On my second visit, I can't believe Venue was ever anything else. It's busy. I get the last table, by the door, the windows. Seven o'clock and the kitchen is already running out of food. The ham hock and white-bean soup is gone. The pork tenderloin goes 86 while I sit there. There are kids, senior citizens, couples and big groups on the floor. Every table is taken, chairs being rearranged to accommodate odd-sized parties. The dick at the table behind me, out to dinner in bicycle-racer lycra pants and khaki cargo shorts (classy), complains when the soundtrack veers briefly away from mushy soft jazz, claiming that it is interrupting his meal. The hostess smiles and changes the music. I shake my head and try not to picture stabbing him with my fork. Instead, I concentrate on my Colorado striped bass over buttered leek risotto, crowned with a mini-salad of frisée and pickled onions. The fillets are so flawlessly cut and cooked that they flake to pieces at the least touch, falling in meaty shards into the risotto — white flesh on white rice — until the flavors of leek and butter and fish and rice and salt (lots of salt, my only half-complaint) all meld together into mixed sums, always greater than their parts. I peel the skin from my fish and let the meat flake away. I eat with my fork and with my fingers, head bowed, silent. Nothing could ever be as good as that first kick of surprise bacon from the grits, but this comes close — playing with delicacy and soft flavors, the opposite end of the culinary spectrum.
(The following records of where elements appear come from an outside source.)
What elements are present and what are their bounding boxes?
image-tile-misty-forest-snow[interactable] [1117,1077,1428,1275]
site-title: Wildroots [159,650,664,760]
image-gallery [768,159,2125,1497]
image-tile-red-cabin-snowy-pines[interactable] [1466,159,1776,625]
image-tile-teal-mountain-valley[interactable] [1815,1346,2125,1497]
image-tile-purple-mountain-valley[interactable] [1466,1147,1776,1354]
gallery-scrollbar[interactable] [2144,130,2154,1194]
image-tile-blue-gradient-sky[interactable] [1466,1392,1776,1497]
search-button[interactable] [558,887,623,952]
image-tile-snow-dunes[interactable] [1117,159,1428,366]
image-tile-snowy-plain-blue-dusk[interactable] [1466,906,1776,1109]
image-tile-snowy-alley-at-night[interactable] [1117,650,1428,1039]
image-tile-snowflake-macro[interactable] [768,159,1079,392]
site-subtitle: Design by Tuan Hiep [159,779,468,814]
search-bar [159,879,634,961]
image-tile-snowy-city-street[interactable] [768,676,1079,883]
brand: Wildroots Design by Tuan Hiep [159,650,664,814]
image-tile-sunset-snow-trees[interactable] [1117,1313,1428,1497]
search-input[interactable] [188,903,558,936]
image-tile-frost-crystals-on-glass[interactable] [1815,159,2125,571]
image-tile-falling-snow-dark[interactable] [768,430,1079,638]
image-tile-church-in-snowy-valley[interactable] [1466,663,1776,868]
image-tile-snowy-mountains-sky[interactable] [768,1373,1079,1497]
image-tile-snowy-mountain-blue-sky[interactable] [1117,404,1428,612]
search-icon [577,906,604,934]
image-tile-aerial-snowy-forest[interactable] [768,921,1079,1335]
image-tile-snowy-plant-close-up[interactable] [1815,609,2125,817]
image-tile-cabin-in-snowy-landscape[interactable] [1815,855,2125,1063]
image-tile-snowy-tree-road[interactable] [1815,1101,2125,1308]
Venue serves American comfort food, but it does so much more than that.

It serves comfort food keyed to a higher level, to a more intellectual and beautiful and sensual kind of comfort — aggressive comfort, not passive; grits, not mashers; fish that doesn't come in sticks.

It serves gorgeous food in a room that is like a gallery space for the art of cuisine, for the simplicity of plate and place.

It serves food that is sometimes stunningly delicious in the most basic and workmanlike ways, making Venue that rare restaurant where art and smarts and substance all come together in ideal harmony: an American restaurant that speaks to nothing but the best in our mutt canon, complicated history and complex hearts.